The effect of tariffs, in a nutshell

Tariffs, as essentially taxes on imported goods, are one of the means by which countries protect their domestic industries from being dominated by foreign competition. Tariffs make imports more expensive and encourage consumption from domestic producers of the same products.

For exporters such as the Philippines, this is bad news. The imposition of tariffs means that Philippine exports to the US will cost more for the average American consumer, leading to lower demand for Philippine products. This causes losses for not only Philippine exporters, but also for the government.

The lower demand caused by more expensive Philippine goods not only means that there are fewer export transactions from Philippines producers to American consumers, but also spells lower collectible taxes for the Philippine government.

The imposition of tariffs by the US also deals a heavy blow to the Philippine economy as US trade accounted for 16 percent of the Philippines’ total exports from January to May of 2025.

WTO’s TBT Agreement as a possible recourse

The World Trade Organization’s (WTO) ‘Technical Barriers to Trade Agreement’ may be a trump card that the Philippines can use to soften the effects of the newly imposed tariffs. Currently, the WTO Agreement limits technical barriers to trade (TBTs) that often come in the form of stringent technical regulations and standards imposed to prevent international trade such as product standards, labelling requirements, and testing procedures.

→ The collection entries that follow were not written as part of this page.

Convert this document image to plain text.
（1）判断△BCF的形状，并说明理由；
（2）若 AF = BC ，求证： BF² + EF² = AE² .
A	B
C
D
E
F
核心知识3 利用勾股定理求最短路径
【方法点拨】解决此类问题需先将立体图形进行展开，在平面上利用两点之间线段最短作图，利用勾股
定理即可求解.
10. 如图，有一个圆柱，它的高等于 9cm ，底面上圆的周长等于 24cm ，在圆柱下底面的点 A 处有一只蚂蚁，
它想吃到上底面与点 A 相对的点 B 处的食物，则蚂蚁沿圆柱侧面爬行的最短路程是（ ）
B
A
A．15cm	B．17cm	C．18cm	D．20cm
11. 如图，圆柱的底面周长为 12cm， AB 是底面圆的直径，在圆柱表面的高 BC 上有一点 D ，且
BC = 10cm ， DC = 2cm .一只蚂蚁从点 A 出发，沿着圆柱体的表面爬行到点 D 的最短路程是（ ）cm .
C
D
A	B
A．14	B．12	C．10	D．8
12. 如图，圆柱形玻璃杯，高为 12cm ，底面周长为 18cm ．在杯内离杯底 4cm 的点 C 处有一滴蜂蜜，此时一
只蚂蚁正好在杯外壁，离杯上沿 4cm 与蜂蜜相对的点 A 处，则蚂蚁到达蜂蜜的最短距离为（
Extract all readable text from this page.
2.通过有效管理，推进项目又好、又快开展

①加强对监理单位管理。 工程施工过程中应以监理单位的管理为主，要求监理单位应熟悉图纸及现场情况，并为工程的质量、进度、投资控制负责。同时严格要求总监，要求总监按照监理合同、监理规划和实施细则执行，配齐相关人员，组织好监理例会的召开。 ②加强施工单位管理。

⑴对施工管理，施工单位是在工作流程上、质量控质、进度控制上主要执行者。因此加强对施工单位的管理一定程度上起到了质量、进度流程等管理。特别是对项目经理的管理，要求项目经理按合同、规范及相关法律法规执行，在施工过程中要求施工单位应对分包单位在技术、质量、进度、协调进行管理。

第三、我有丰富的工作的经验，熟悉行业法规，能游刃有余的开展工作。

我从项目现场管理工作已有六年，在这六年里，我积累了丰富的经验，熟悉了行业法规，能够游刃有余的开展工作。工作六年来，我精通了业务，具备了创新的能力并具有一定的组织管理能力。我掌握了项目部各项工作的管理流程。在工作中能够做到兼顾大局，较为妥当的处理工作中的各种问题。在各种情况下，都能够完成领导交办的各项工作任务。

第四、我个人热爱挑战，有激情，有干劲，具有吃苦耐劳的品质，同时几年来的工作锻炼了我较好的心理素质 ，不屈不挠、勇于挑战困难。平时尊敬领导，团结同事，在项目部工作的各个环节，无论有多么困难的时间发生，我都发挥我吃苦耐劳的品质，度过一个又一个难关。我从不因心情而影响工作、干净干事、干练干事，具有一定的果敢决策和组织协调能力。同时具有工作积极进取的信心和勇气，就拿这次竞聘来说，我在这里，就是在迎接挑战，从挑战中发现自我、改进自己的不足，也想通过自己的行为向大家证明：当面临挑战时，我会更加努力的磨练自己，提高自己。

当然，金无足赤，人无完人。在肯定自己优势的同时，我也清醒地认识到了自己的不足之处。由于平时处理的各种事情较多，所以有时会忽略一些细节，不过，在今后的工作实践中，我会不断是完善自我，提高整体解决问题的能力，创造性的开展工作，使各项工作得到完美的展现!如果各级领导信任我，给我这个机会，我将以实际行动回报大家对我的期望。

TBTs are also a form of anti-tariff measures, since some states resort to more stringent use of technical regulations and standards to protect their domestic industries from the influx of imported goods, essentially using these standards as a substitute for the imposition of tariffs.

The imposition of TBTs on top of tariffs creates a sort of ‘double protection’ that amplifies the protective effect of tariffs since exporting states not only get taxed extra by the importing state because of the tariffs, but must also comply with unduly burdensome standards to even complete a transaction.

Applying this concept in reverse, the TBT Agreement may be used by the Philippines to ensure that non-tariff measures do not create additional barriers to its exports by identifying technical regulations imposed by the US that are not based on international standards, are more trade-restrictive than necessary, and discriminate against Philippine exports.

Through this, the Philippines can reduce non-tariff costs of trade and improve market access, notwithstanding the existence of tariffs.

It then becomes a numbers game because although there is an additional tax imposed, exporters can lower their costs by having to comply with fewer requirements, thereby counteracting the additional costs caused by the tariffs.